A sustentabilidade ecológica
Já o paradigma da sustentabilidade ecológica surgiu a partir de um crescente interesse nas abordagens ecológicas do design na década de 1990 (MANG e REED, 2012). Ela está fundamentada na premissa de que “as atuais ameaças para a sustentabilidade são problemas complexos que dependem da transformação dos seres humanos e suas atividades para uma relação harmoniosa e mutuamente benéfica com a teia da vida e, assim, restaurar a capacidade regenerativa inerente dos sistemas vivos naturais e sociais” (BENNE e MANG, 2015, p. 45).
A partir deste paradigma, a sustentabilidade é definida como a capacidade de um sistema vivo, em um ambiente de contínua mudança, manter seu propósito e integridade em uma relação recíproca com o sistema maior em que está aninhado. A sustentabilidade é uma propriedade emergente que surge da interação das soluções sociais, econômicas e ecológicas (DU PLESSIS, 2012 apud BENNE e MANG, 2015).
As estratégias para se projetar a partir da abordagem ecológica, ou regenerativa, buscam criar condições que possibilitem toda a vida em um lugar, incluindo os humanos, prosperar e evoluir através do tempo.
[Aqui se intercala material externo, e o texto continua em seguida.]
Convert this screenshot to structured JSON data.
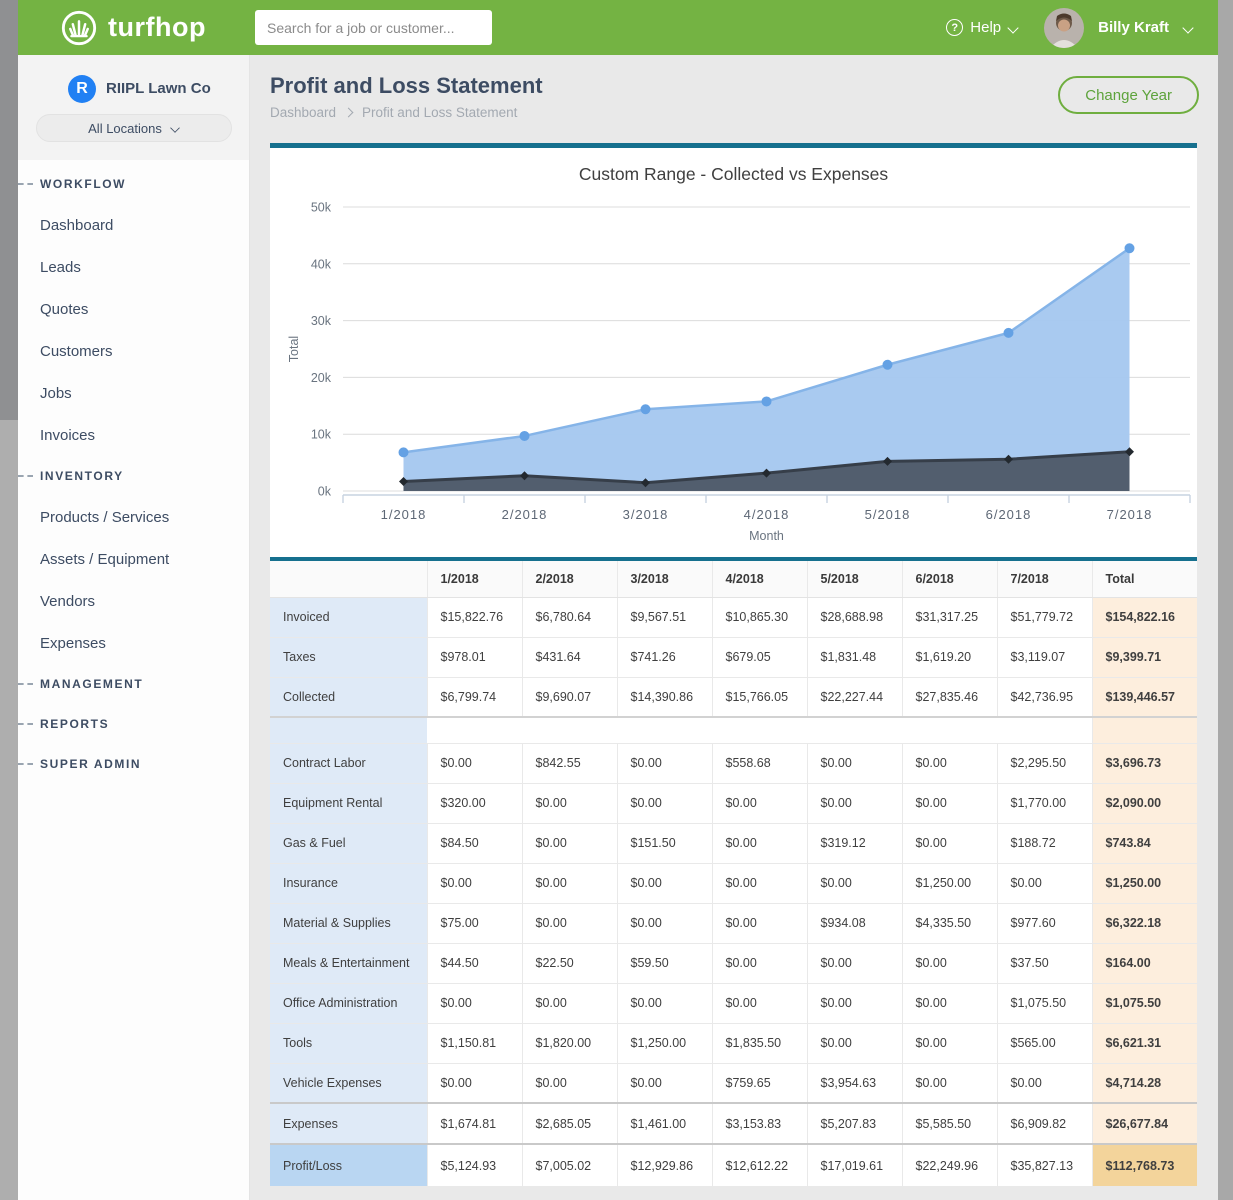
{
  "header": {
    "brand": "turfhop",
    "search_placeholder": "Search for a job or customer...",
    "help_label": "Help",
    "user_name": "Billy Kraft"
  },
  "sidebar": {
    "company_name": "RIIPL Lawn Co",
    "company_initial": "R",
    "locations_label": "All Locations",
    "sections": [
      {
        "label": "WORKFLOW",
        "items": [
          "Dashboard",
          "Leads",
          "Quotes",
          "Customers",
          "Jobs",
          "Invoices"
        ]
      },
      {
        "label": "INVENTORY",
        "items": [
          "Products / Services",
          "Assets / Equipment",
          "Vendors",
          "Expenses"
        ]
      },
      {
        "label": "MANAGEMENT",
        "items": []
      },
      {
        "label": "REPORTS",
        "items": []
      },
      {
        "label": "SUPER ADMIN",
        "items": []
      }
    ]
  },
  "page": {
    "title": "Profit and Loss Statement",
    "breadcrumb": {
      "0": "Dashboard",
      "1": "Profit and Loss Statement"
    },
    "change_year_label": "Change Year"
  },
  "chart_data": {
    "type": "area",
    "title": "Custom Range - Collected vs Expenses",
    "xlabel": "Month",
    "ylabel": "Total",
    "categories": [
      "1/2018",
      "2/2018",
      "3/2018",
      "4/2018",
      "5/2018",
      "6/2018",
      "7/2018"
    ],
    "series": [
      {
        "name": "Collected",
        "values": [
          6799.74,
          9690.07,
          14390.86,
          15766.05,
          22227.44,
          27835.46,
          42736.95
        ],
        "line": "#85b4e8",
        "fill": "#a6c8ef",
        "marker": "circle",
        "marker_color": "#64a1e4"
      },
      {
        "name": "Expenses",
        "values": [
          1674.81,
          2685.05,
          1461.0,
          3153.83,
          5207.83,
          5585.5,
          6909.82
        ],
        "line": "#363e49",
        "fill": "#4e5a68",
        "marker": "diamond",
        "marker_color": "#23292f"
      }
    ],
    "ylim": [
      0,
      50000
    ],
    "yticks": [
      "0k",
      "10k",
      "20k",
      "30k",
      "40k",
      "50k"
    ],
    "grid": true,
    "legend_position": "none"
  },
  "table": {
    "columns": [
      "",
      "1/2018",
      "2/2018",
      "3/2018",
      "4/2018",
      "5/2018",
      "6/2018",
      "7/2018",
      "Total"
    ],
    "income_rows": [
      {
        "label": "Invoiced",
        "values": [
          "$15,822.76",
          "$6,780.64",
          "$9,567.51",
          "$10,865.30",
          "$28,688.98",
          "$31,317.25",
          "$51,779.72"
        ],
        "total": "$154,822.16"
      },
      {
        "label": "Taxes",
        "values": [
          "$978.01",
          "$431.64",
          "$741.26",
          "$679.05",
          "$1,831.48",
          "$1,619.20",
          "$3,119.07"
        ],
        "total": "$9,399.71"
      },
      {
        "label": "Collected",
        "values": [
          "$6,799.74",
          "$9,690.07",
          "$14,390.86",
          "$15,766.05",
          "$22,227.44",
          "$27,835.46",
          "$42,736.95"
        ],
        "total": "$139,446.57"
      }
    ],
    "expense_rows": [
      {
        "label": "Contract Labor",
        "values": [
          "$0.00",
          "$842.55",
          "$0.00",
          "$558.68",
          "$0.00",
          "$0.00",
          "$2,295.50"
        ],
        "total": "$3,696.73"
      },
      {
        "label": "Equipment Rental",
        "values": [
          "$320.00",
          "$0.00",
          "$0.00",
          "$0.00",
          "$0.00",
          "$0.00",
          "$1,770.00"
        ],
        "total": "$2,090.00"
      },
      {
        "label": "Gas & Fuel",
        "values": [
          "$84.50",
          "$0.00",
          "$151.50",
          "$0.00",
          "$319.12",
          "$0.00",
          "$188.72"
        ],
        "total": "$743.84"
      },
      {
        "label": "Insurance",
        "values": [
          "$0.00",
          "$0.00",
          "$0.00",
          "$0.00",
          "$0.00",
          "$1,250.00",
          "$0.00"
        ],
        "total": "$1,250.00"
      },
      {
        "label": "Material & Supplies",
        "values": [
          "$75.00",
          "$0.00",
          "$0.00",
          "$0.00",
          "$934.08",
          "$4,335.50",
          "$977.60"
        ],
        "total": "$6,322.18"
      },
      {
        "label": "Meals & Entertainment",
        "values": [
          "$44.50",
          "$22.50",
          "$59.50",
          "$0.00",
          "$0.00",
          "$0.00",
          "$37.50"
        ],
        "total": "$164.00"
      },
      {
        "label": "Office Administration",
        "values": [
          "$0.00",
          "$0.00",
          "$0.00",
          "$0.00",
          "$0.00",
          "$0.00",
          "$1,075.50"
        ],
        "total": "$1,075.50"
      },
      {
        "label": "Tools",
        "values": [
          "$1,150.81",
          "$1,820.00",
          "$1,250.00",
          "$1,835.50",
          "$0.00",
          "$0.00",
          "$565.00"
        ],
        "total": "$6,621.31"
      },
      {
        "label": "Vehicle Expenses",
        "values": [
          "$0.00",
          "$0.00",
          "$0.00",
          "$759.65",
          "$3,954.63",
          "$0.00",
          "$0.00"
        ],
        "total": "$4,714.28"
      }
    ],
    "summary_rows": [
      {
        "label": "Expenses",
        "values": [
          "$1,674.81",
          "$2,685.05",
          "$1,461.00",
          "$3,153.83",
          "$5,207.83",
          "$5,585.50",
          "$6,909.82"
        ],
        "total": "$26,677.84"
      },
      {
        "label": "Profit/Loss",
        "values": [
          "$5,124.93",
          "$7,005.02",
          "$12,929.86",
          "$12,612.22",
          "$17,019.61",
          "$22,249.96",
          "$35,827.13"
        ],
        "total": "$112,768.73"
      }
    ]
  },
  "colors": {
    "brand_green": "#74b343",
    "teal_bar": "#16708e",
    "navy_text": "#3d4c63",
    "company_avatar_blue": "#2180f3",
    "label_column_bg": "#dfeaf7",
    "profit_label_bg": "#b9d6f2",
    "total_column_bg": "#fdeedd",
    "profit_total_bg": "#f3d49b"
  }
}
As soluções regenerativas são específicas a um dado lugar e requerem um profundo entendimento das interdependências dos sistemas socioecológicos locais. Os humanos são vistos como parceiros cocriadores e participantes na evolução da natureza (BENNE e MANG, 2015).
Referências
BENNE, B.; MANG, P. Working regeneratively across scales—insights from nature. Journal of Cleaner Production, p. 42-52, 2015.
CAPRA, F.; LUISI, P. L. The Systems View of Life: A Unifying Vision. Cambridge University Press, 2014.
MANG, P.; REED, B. Regenerative Development and Design. Encyclopedia Sustainability Science & Technology, p. 1–44, 2012.
MEADOWS, D. Leverage Points: Places to Intervene in a System. Whole Earth, 1997.